School of Electronic Engineering and Computer Science

Seminar: A sequence matching network for sound event localization and detection

When: Wednesday, November 25, 2020, 11:00 AM - 12:00 PM
Where: Zoom - link to register: https://qmul-ac-uk.zoom.us/meeting/register/tZIkceyhpzsrG9LtSTke-tK-GhQ-IUDuxnuQ,

Centre for Digital Music Seminar Series

Open to students, staff, alumni, public; all welcome. Admission is FREE, no pre-booking required.

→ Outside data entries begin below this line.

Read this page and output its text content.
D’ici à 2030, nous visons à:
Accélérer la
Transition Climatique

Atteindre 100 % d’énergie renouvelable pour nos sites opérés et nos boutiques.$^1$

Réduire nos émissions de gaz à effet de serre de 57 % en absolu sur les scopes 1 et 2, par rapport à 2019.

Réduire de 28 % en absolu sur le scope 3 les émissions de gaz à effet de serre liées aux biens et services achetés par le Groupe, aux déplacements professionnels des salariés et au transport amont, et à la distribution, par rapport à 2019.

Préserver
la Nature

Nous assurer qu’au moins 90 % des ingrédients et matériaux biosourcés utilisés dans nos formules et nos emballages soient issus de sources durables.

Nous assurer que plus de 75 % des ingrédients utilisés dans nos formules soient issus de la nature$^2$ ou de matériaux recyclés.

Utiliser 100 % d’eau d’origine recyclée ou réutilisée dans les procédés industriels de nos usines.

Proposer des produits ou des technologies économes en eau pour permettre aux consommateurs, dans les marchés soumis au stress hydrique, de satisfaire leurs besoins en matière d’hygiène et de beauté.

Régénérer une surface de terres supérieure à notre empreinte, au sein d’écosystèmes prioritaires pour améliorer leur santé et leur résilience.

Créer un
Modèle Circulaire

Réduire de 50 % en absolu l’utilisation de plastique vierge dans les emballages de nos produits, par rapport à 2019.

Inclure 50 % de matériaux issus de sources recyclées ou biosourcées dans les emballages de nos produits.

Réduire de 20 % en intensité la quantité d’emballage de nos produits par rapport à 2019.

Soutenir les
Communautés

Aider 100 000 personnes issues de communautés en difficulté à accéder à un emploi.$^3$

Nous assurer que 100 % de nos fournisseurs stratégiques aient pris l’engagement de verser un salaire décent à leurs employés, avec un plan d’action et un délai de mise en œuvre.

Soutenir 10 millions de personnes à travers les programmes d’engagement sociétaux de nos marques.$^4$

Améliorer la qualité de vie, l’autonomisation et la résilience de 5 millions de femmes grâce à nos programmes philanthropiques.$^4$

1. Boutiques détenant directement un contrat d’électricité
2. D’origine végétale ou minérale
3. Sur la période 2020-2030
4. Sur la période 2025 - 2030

Title: A sequence matching network for sound event localization and detection

Abstract:
Polyphonic sound event detection and direction-of-arrival estimation require different input features from audio signals. While sound event detection mainly relies on time-frequency patterns, direction-of-arrival estimation relies on magnitude or phase differences between microphones. Previous approaches use the same input features for sound event detection and direction-of-arrival estimation, and train the two tasks jointly or in a two-stage transfer-learning manner. We propose a two-step approach that decouples the learning of the sound event detection and directional-of-arrival estimation systems. In the first step, we detect the sound events and estimate the directions-of-arrival separately to optimize the performance of each system. In the second step, we train a deep neural network to match the two output sequences of the event detector and the direction-of-arrival estimator. This modular and hierarchical approach allows the flexibility in the system design, and increase the performance of the whole sound event localization and detection system. The experimental results using the DCASE 2019 and DCASE 2020 sound event localization and detection dataset show an improved performance compared to the previous state-of-the-art solutions.

Biography:
Tho Nguyen is currently working towards a Ph.D. degree at the Nanyang Technological University (NTU), Singapore. Prior to joining NTU, she worked with the University of Illinois Research Center, Singapore for five years as a Research Engineer. Her research interests are audio signal processing, deep learning, microphone array signal processing, and real-time processing.